Banyak dari mereka yang kini memanfaatkan media sosial bukan sekadar untuk eksistensi, tapi juga untuk edukasi dan advokasi. Gerakan lingkungan, kesetaraan gender, hingga isu-isu lokal kini digaungkan lewat TikTok dan Instagram dengan cara yang lebih membumi dan relatable.
“Aku bikin konten soal pentingnya istirahat dan self-care. Banyak yang bilang relate banget. Kita saling nyemangatin walau cuma lewat layar,” kata Adam (20), content creator asal Jakarta.
Mereka juga mulai mencari keseimbangan hidup lewat mindfulness, komunitas kreatif, hingga gerakan kembali ke alam.
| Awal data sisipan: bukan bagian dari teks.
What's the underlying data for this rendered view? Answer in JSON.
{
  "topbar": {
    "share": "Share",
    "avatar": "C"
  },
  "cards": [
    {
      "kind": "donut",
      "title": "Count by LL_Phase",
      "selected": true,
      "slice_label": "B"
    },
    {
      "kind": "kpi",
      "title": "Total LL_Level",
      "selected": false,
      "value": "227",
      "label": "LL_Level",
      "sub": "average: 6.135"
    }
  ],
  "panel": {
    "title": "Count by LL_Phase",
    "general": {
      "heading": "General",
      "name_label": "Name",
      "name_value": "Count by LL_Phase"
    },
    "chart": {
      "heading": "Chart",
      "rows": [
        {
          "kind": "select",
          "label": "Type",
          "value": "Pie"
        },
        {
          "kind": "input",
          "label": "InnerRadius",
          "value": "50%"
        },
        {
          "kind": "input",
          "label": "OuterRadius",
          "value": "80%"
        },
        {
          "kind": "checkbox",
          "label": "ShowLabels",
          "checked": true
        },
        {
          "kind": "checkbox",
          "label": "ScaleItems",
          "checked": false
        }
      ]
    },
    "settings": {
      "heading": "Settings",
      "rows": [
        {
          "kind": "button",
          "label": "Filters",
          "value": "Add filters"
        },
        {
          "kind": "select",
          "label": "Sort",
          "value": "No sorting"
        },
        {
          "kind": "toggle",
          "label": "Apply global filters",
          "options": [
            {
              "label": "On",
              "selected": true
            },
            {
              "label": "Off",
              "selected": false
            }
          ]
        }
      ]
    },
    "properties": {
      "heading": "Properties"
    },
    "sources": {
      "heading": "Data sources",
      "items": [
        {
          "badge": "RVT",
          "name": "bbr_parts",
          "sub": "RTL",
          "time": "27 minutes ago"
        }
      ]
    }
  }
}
Di tengah kegaduhan digital, mereka mencoba menciptakan ruang hening untuk diri sendiri.
“Aku sekarang lebih milih offline kalau weekend. Baca buku, jalan kaki, ngobrol beneran sama orang,” kata Heru. “Nggak gampang, tapi pelan-pelan bisa bikin lebih waras.”
Di akhir wawancara, Heru tersenyum kecil. Hujan mulai turun tipis di luar jendela. Dunia memang sedang gaduh, dan generasi ini tumbuh di tengahnya. Tapi mungkin, justru karena itulah mereka belajar tentang arti keberanian, ketahanan, dan menjadi manusia di zaman yang serba berubah.